Tuesday, October 26, 2010

NO8DO: No me ha dejado. Sevilla, No TE he dejado

This past weekend I went to Sevilla, where I studied abroad two years ago. The first day felt very odd... To be there, to have lived somewhere and to return... It's as if I held a key to Sevilla (knowing where to go, what to do, how the city functions), but not a key that would unlock a door to home. I was a tourist in a place I once lived in. I stayed at a hostel with people who had never been to Spain before. I ran into CIEE students who have no idea what this year has in store for them, who still had these crazy notions about Sevilla, who hadn't yet realized the complexity of the place. They are still in their honeymoon stage, idealizing every moment, telling me unrealistic goals they have for this semester or year. I walked down Calle AsunciĆ³n, which is now pedestrian only, and at first felt out of place, but soon felt like I had never left. I went to visit my host mom and she answered the door in her bathroom and her hair half done.
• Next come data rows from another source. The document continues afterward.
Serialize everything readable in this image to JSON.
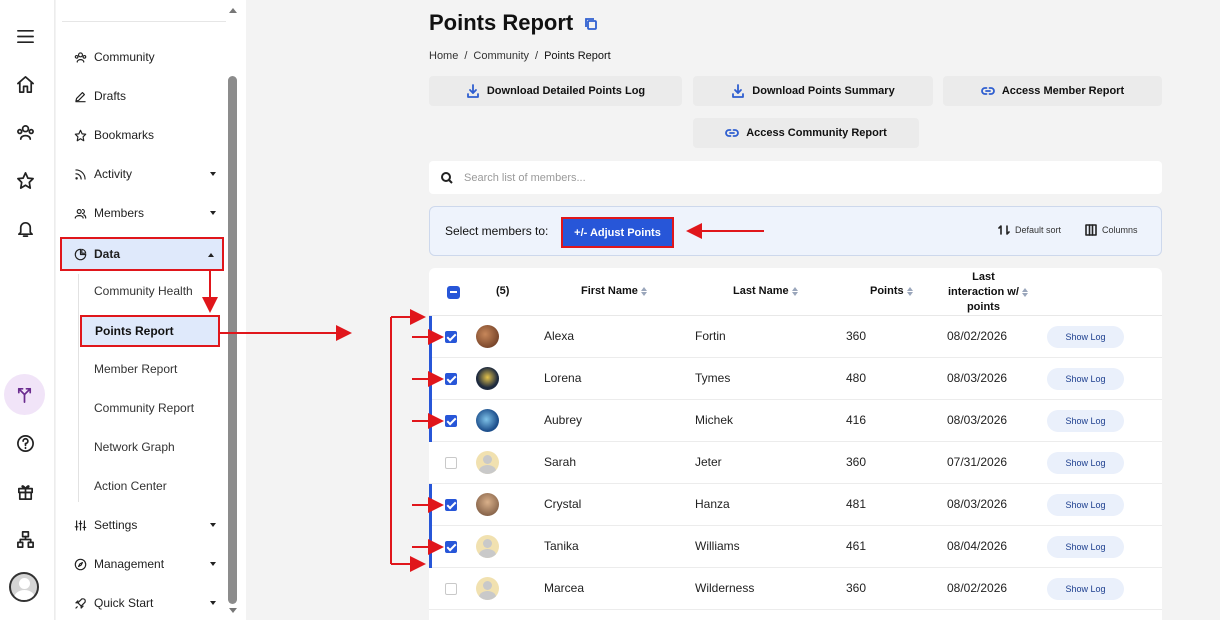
{
  "sidebar": {
    "items": [
      {
        "label": "Community",
        "icon": "community-icon"
      },
      {
        "label": "Drafts",
        "icon": "pencil-icon"
      },
      {
        "label": "Bookmarks",
        "icon": "star-icon"
      },
      {
        "label": "Activity",
        "icon": "rss-icon"
      },
      {
        "label": "Members",
        "icon": "members-icon"
      },
      {
        "label": "Data",
        "icon": "pie-chart-icon"
      },
      {
        "label": "Settings",
        "icon": "sliders-icon"
      },
      {
        "label": "Management",
        "icon": "compass-icon"
      },
      {
        "label": "Quick Start",
        "icon": "rocket-icon"
      }
    ],
    "data_subitems": [
      "Community Health",
      "Points Report",
      "Member Report",
      "Community Report",
      "Network Graph",
      "Action Center"
    ]
  },
  "header": {
    "title": "Points Report",
    "breadcrumb": [
      "Home",
      "Community",
      "Points Report"
    ],
    "breadcrumb_sep": "/"
  },
  "actions": {
    "download_log": "Download Detailed Points Log",
    "download_summary": "Download Points Summary",
    "member_report": "Access Member Report",
    "community_report": "Access Community Report"
  },
  "search": {
    "placeholder": "Search list of members..."
  },
  "selectbar": {
    "label": "Select members to:",
    "adjust": "+/- Adjust Points",
    "sort": "Default sort",
    "columns": "Columns"
  },
  "table": {
    "count": "(5)",
    "headers": {
      "first": "First Name",
      "last": "Last Name",
      "points": "Points",
      "last_interaction_lines": [
        "Last",
        "interaction w/",
        "points"
      ]
    },
    "show_log": "Show Log",
    "rows": [
      {
        "first": "Alexa",
        "last": "Fortin",
        "points": "360",
        "date": "08/02/2026",
        "checked": true,
        "avatar": "photo-brown"
      },
      {
        "first": "Lorena",
        "last": "Tymes",
        "points": "480",
        "date": "08/03/2026",
        "checked": true,
        "avatar": "photo-dark"
      },
      {
        "first": "Aubrey",
        "last": "Michek",
        "points": "416",
        "date": "08/03/2026",
        "checked": true,
        "avatar": "photo-blue"
      },
      {
        "first": "Sarah",
        "last": "Jeter",
        "points": "360",
        "date": "07/31/2026",
        "checked": false,
        "avatar": "default"
      },
      {
        "first": "Crystal",
        "last": "Hanza",
        "points": "481",
        "date": "08/03/2026",
        "checked": true,
        "avatar": "photo-tan"
      },
      {
        "first": "Tanika",
        "last": "Williams",
        "points": "461",
        "date": "08/04/2026",
        "checked": true,
        "avatar": "default"
      },
      {
        "first": "Marcea",
        "last": "Wilderness",
        "points": "360",
        "date": "08/02/2026",
        "checked": false,
        "avatar": "default"
      }
    ]
  },
  "colors": {
    "accent": "#2756d8",
    "annotation": "#e0161b",
    "highlight": "#dfe9fb"
  }
}
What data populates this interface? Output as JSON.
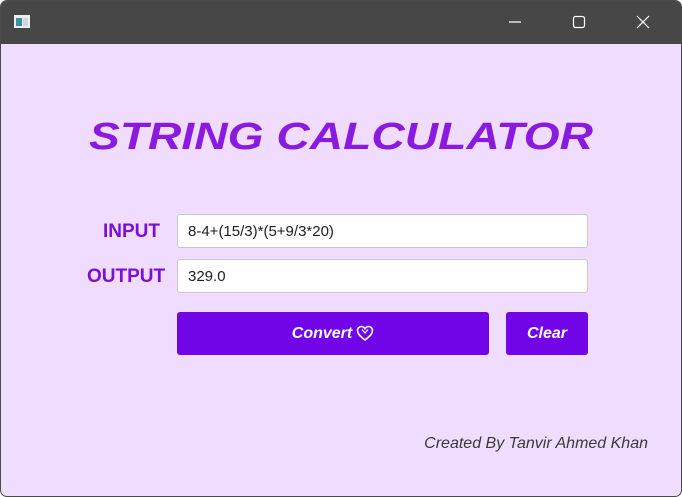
{
  "window": {
    "app_icon": "window-app-icon",
    "controls": {
      "minimize_icon": "minimize-icon",
      "maximize_icon": "maximize-icon",
      "close_icon": "close-icon"
    }
  },
  "main": {
    "title": "STRING CALCULATOR",
    "input_label": "INPUT",
    "input_value": "8-4+(15/3)*(5+9/3*20)",
    "output_label": "OUTPUT",
    "output_value": "329.0",
    "convert_label": "Convert",
    "convert_icon": "heart-icon",
    "clear_label": "Clear",
    "credit": "Created By Tanvir Ahmed Khan"
  },
  "colors": {
    "background": "#efdcff",
    "accent": "#7205e8",
    "title": "#8a1ae0",
    "label": "#7a0fd8",
    "titlebar": "#474747"
  }
}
Some things never change, I guess.

Me and my friend Caitlin in front of the Triana Bridge.
We studied abroad together 2008-2009 and now she is living in Sevilla
while doing the same program as I am doing in a high school in Jaen.
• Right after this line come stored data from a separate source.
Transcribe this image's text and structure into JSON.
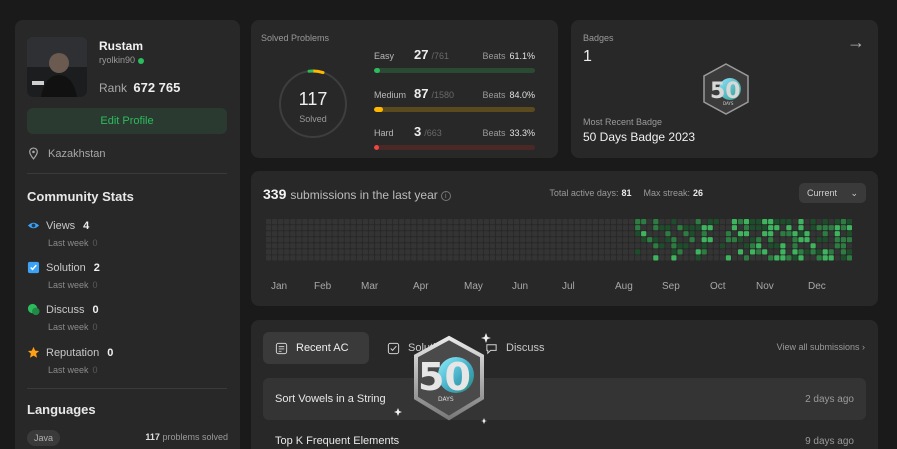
{
  "profile": {
    "name": "Rustam",
    "username": "ryolkin90",
    "rank_label": "Rank",
    "rank_value": "672 765",
    "edit_label": "Edit Profile",
    "location": "Kazakhstan"
  },
  "community": {
    "title": "Community Stats",
    "items": [
      {
        "label": "Views",
        "value": "4",
        "sub_label": "Last week",
        "sub_value": "0",
        "icon": "eye-icon",
        "color": "#3ba3f7"
      },
      {
        "label": "Solution",
        "value": "2",
        "sub_label": "Last week",
        "sub_value": "0",
        "icon": "check-square-icon",
        "color": "#3ba3f7"
      },
      {
        "label": "Discuss",
        "value": "0",
        "sub_label": "Last week",
        "sub_value": "0",
        "icon": "chat-icon",
        "color": "#2cbb5d"
      },
      {
        "label": "Reputation",
        "value": "0",
        "sub_label": "Last week",
        "sub_value": "0",
        "icon": "star-icon",
        "color": "#ffa116"
      }
    ]
  },
  "languages": {
    "title": "Languages",
    "items": [
      {
        "name": "Java",
        "count": "117",
        "suffix": "problems solved"
      }
    ]
  },
  "solved": {
    "title": "Solved Problems",
    "total": "117",
    "total_label": "Solved",
    "difficulties": [
      {
        "name": "Easy",
        "count": "27",
        "total": "/761",
        "beats_label": "Beats",
        "beats": "61.1%",
        "fraction": 0.035,
        "color": "#2cbb5d",
        "track": "#2a4a33"
      },
      {
        "name": "Medium",
        "count": "87",
        "total": "/1580",
        "beats_label": "Beats",
        "beats": "84.0%",
        "fraction": 0.055,
        "color": "#ffb700",
        "track": "#5a4a1e"
      },
      {
        "name": "Hard",
        "count": "3",
        "total": "/663",
        "beats_label": "Beats",
        "beats": "33.3%",
        "fraction": 0.005,
        "color": "#ef4743",
        "track": "#4a2826"
      }
    ]
  },
  "badges": {
    "title": "Badges",
    "count": "1",
    "recent_label": "Most Recent Badge",
    "recent_name": "50 Days Badge 2023",
    "badge_num": "50",
    "badge_sub": "DAYS"
  },
  "heatmap": {
    "count": "339",
    "title_suffix": "submissions in the last year",
    "active_label": "Total active days:",
    "active_value": "81",
    "streak_label": "Max streak:",
    "streak_value": "26",
    "select_value": "Current",
    "months": [
      "Jan",
      "Feb",
      "Mar",
      "Apr",
      "May",
      "Jun",
      "Jul",
      "Aug",
      "Sep",
      "Oct",
      "Nov",
      "Dec"
    ]
  },
  "activity": {
    "tabs": [
      "Recent AC",
      "Solutions",
      "Discuss"
    ],
    "view_all": "View all submissions",
    "rows": [
      {
        "title": "Sort Vowels in a String",
        "time": "2 days ago"
      },
      {
        "title": "Top K Frequent Elements",
        "time": "9 days ago"
      }
    ]
  }
}
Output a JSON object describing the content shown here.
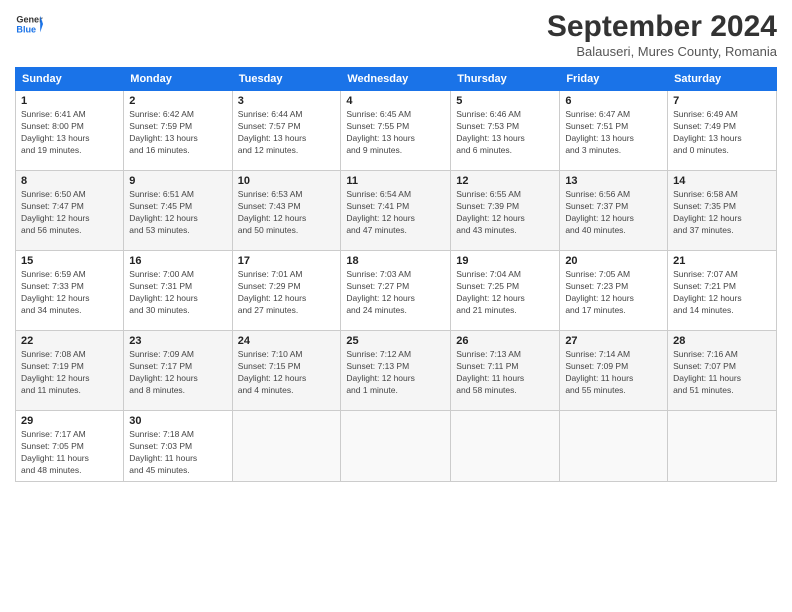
{
  "header": {
    "logo_line1": "General",
    "logo_line2": "Blue",
    "month": "September 2024",
    "location": "Balauseri, Mures County, Romania"
  },
  "weekdays": [
    "Sunday",
    "Monday",
    "Tuesday",
    "Wednesday",
    "Thursday",
    "Friday",
    "Saturday"
  ],
  "weeks": [
    [
      {
        "day": "1",
        "info": "Sunrise: 6:41 AM\nSunset: 8:00 PM\nDaylight: 13 hours\nand 19 minutes."
      },
      {
        "day": "2",
        "info": "Sunrise: 6:42 AM\nSunset: 7:59 PM\nDaylight: 13 hours\nand 16 minutes."
      },
      {
        "day": "3",
        "info": "Sunrise: 6:44 AM\nSunset: 7:57 PM\nDaylight: 13 hours\nand 12 minutes."
      },
      {
        "day": "4",
        "info": "Sunrise: 6:45 AM\nSunset: 7:55 PM\nDaylight: 13 hours\nand 9 minutes."
      },
      {
        "day": "5",
        "info": "Sunrise: 6:46 AM\nSunset: 7:53 PM\nDaylight: 13 hours\nand 6 minutes."
      },
      {
        "day": "6",
        "info": "Sunrise: 6:47 AM\nSunset: 7:51 PM\nDaylight: 13 hours\nand 3 minutes."
      },
      {
        "day": "7",
        "info": "Sunrise: 6:49 AM\nSunset: 7:49 PM\nDaylight: 13 hours\nand 0 minutes."
      }
    ],
    [
      {
        "day": "8",
        "info": "Sunrise: 6:50 AM\nSunset: 7:47 PM\nDaylight: 12 hours\nand 56 minutes."
      },
      {
        "day": "9",
        "info": "Sunrise: 6:51 AM\nSunset: 7:45 PM\nDaylight: 12 hours\nand 53 minutes."
      },
      {
        "day": "10",
        "info": "Sunrise: 6:53 AM\nSunset: 7:43 PM\nDaylight: 12 hours\nand 50 minutes."
      },
      {
        "day": "11",
        "info": "Sunrise: 6:54 AM\nSunset: 7:41 PM\nDaylight: 12 hours\nand 47 minutes."
      },
      {
        "day": "12",
        "info": "Sunrise: 6:55 AM\nSunset: 7:39 PM\nDaylight: 12 hours\nand 43 minutes."
      },
      {
        "day": "13",
        "info": "Sunrise: 6:56 AM\nSunset: 7:37 PM\nDaylight: 12 hours\nand 40 minutes."
      },
      {
        "day": "14",
        "info": "Sunrise: 6:58 AM\nSunset: 7:35 PM\nDaylight: 12 hours\nand 37 minutes."
      }
    ],
    [
      {
        "day": "15",
        "info": "Sunrise: 6:59 AM\nSunset: 7:33 PM\nDaylight: 12 hours\nand 34 minutes."
      },
      {
        "day": "16",
        "info": "Sunrise: 7:00 AM\nSunset: 7:31 PM\nDaylight: 12 hours\nand 30 minutes."
      },
      {
        "day": "17",
        "info": "Sunrise: 7:01 AM\nSunset: 7:29 PM\nDaylight: 12 hours\nand 27 minutes."
      },
      {
        "day": "18",
        "info": "Sunrise: 7:03 AM\nSunset: 7:27 PM\nDaylight: 12 hours\nand 24 minutes."
      },
      {
        "day": "19",
        "info": "Sunrise: 7:04 AM\nSunset: 7:25 PM\nDaylight: 12 hours\nand 21 minutes."
      },
      {
        "day": "20",
        "info": "Sunrise: 7:05 AM\nSunset: 7:23 PM\nDaylight: 12 hours\nand 17 minutes."
      },
      {
        "day": "21",
        "info": "Sunrise: 7:07 AM\nSunset: 7:21 PM\nDaylight: 12 hours\nand 14 minutes."
      }
    ],
    [
      {
        "day": "22",
        "info": "Sunrise: 7:08 AM\nSunset: 7:19 PM\nDaylight: 12 hours\nand 11 minutes."
      },
      {
        "day": "23",
        "info": "Sunrise: 7:09 AM\nSunset: 7:17 PM\nDaylight: 12 hours\nand 8 minutes."
      },
      {
        "day": "24",
        "info": "Sunrise: 7:10 AM\nSunset: 7:15 PM\nDaylight: 12 hours\nand 4 minutes."
      },
      {
        "day": "25",
        "info": "Sunrise: 7:12 AM\nSunset: 7:13 PM\nDaylight: 12 hours\nand 1 minute."
      },
      {
        "day": "26",
        "info": "Sunrise: 7:13 AM\nSunset: 7:11 PM\nDaylight: 11 hours\nand 58 minutes."
      },
      {
        "day": "27",
        "info": "Sunrise: 7:14 AM\nSunset: 7:09 PM\nDaylight: 11 hours\nand 55 minutes."
      },
      {
        "day": "28",
        "info": "Sunrise: 7:16 AM\nSunset: 7:07 PM\nDaylight: 11 hours\nand 51 minutes."
      }
    ],
    [
      {
        "day": "29",
        "info": "Sunrise: 7:17 AM\nSunset: 7:05 PM\nDaylight: 11 hours\nand 48 minutes."
      },
      {
        "day": "30",
        "info": "Sunrise: 7:18 AM\nSunset: 7:03 PM\nDaylight: 11 hours\nand 45 minutes."
      },
      null,
      null,
      null,
      null,
      null
    ]
  ]
}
I was able to get breakfast with Maria Jose, one of my professors with whom I have kept in contact. She was excited to see me, and we talked about my senior year of college, plans for the future, and current situation in Fuengirola. I was also able to visit the Palacio where I used to go to school and see all the people who work there. It was so wonderful to visit with them. While speaking with them I realized how much I missed Sevilla and how much it felt so normal and natural for me to walk around the streets. Sure the people have changed a bit, there are new stores and restaurants, but that's just the evolution and life of a city. Just like any place. The whole weekend I started to feel as if I was unlucky to be in Fuengirola, and how much I would have preferred to live in Sevilla... But upon my return to Fuengirola, I felt a sense of going home, to a place I belonged in at this moment. I was once a part of Sevilla, but that is not where I am supposed to be right now. I can visit on the weekends, remember it fondly, but being in Fuengirola is almost redeeming all the aspects of Sevilla I didn't like... It seems silly, but during my year there I seemed to at sometimes be lost and almost in pain from the lack of diversity in the city. We always talk about what a multicultural Spain would look like, whose faces would we see, what languages would we hear, what food would we eat... Well, here it is! This is it. That's not to say it's perfect or functions well, but Fuengirola is what we have been talking about. It's a total cultural mess, but at the same time that's what makes it beautiful.